The 1st/3rd lost twenty-six percent of the 531 engaged at Murfreesboro, had thirty-four percent disabled out of the 273 at Chickamauga, and totalled 240 men and 119 arms in December, 1863. Few surrendered on April 26, 1865. The field officers were Colonels J. Patton Anderson and William Miller, Lieutenant Colonels William K. Beard and Thaddeus A. McDonell, and Major Clover A. Ball.

Private Alexander Davis

By SCV Camp 1708, Scottsdale AZ

Private Alexander Davis joined the 10th Infantry Regiment which was assembled in June, 1864. It was formed by consolidating six companies of the 1st and four of the 2nd Florida Infantry Battalions. Some of the men were from Alachua and Putnam counties.

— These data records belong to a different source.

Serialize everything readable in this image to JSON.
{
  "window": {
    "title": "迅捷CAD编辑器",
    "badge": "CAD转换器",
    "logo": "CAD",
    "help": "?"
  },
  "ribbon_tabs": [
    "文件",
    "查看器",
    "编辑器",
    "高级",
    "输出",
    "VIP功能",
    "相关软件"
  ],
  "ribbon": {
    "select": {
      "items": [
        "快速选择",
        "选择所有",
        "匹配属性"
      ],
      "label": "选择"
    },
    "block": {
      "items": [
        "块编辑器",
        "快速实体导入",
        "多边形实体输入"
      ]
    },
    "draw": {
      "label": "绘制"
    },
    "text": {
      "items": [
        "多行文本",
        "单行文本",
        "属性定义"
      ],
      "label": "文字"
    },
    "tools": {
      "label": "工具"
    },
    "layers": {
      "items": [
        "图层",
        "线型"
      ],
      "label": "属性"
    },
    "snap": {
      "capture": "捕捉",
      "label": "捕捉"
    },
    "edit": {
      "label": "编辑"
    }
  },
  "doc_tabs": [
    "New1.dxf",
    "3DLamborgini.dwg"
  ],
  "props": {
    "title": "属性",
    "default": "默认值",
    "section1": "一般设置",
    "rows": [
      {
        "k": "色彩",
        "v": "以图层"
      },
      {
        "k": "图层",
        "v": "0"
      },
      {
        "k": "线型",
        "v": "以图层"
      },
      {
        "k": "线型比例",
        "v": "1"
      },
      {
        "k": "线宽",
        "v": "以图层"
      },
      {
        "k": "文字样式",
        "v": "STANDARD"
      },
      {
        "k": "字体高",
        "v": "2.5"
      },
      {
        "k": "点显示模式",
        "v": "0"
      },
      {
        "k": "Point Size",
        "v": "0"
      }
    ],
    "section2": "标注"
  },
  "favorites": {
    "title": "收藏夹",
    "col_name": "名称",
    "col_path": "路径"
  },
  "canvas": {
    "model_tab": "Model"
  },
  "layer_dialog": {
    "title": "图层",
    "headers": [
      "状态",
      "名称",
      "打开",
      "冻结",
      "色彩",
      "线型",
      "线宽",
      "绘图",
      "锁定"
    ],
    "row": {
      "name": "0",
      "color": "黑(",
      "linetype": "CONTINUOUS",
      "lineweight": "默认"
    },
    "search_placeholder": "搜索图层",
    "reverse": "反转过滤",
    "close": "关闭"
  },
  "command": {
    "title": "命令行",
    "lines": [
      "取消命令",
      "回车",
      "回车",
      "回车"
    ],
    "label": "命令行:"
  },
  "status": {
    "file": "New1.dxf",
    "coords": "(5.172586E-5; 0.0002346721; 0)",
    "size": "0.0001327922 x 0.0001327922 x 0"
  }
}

Attached to General Finegan’s Brigade, the regiment was active at Cold Harbor, then participated in the long Petersburg siege south of the James River and in the Appomattox Campaign. It surrendered with the Army of Northern Virginia with 18 officers and 154 men.

Its commanders were Colonel Charles F. Hopkins, Lieutenant Colonel William W. Scott, and Major John Westcott.

Pvt. Jessee Crawford

By SCV Camp 1708, Scottsdale AZ

Pvt. Jessee Crawford enlisted in the 9th Infantry Regiment was organized at Hanover Junction, Virginia, in June, 1864, using the 6th Florida Infantry Battalion as its nucleus. Many of its members were from Levy, Hernando, and Marion Counties. Assigned to General Finegan’s Brigade, the unit served with the Army of Northern Virginia at Cold Harbor, then was placed in the Petersburg trenches south of the James River.

It was involved in the Appomattox Campaign and surrendered on April 9, 1865, with 15 officers and 108 men. Colonels John M. Martin and Robert B. Thomas, and Major Pickens B. Bird were in command.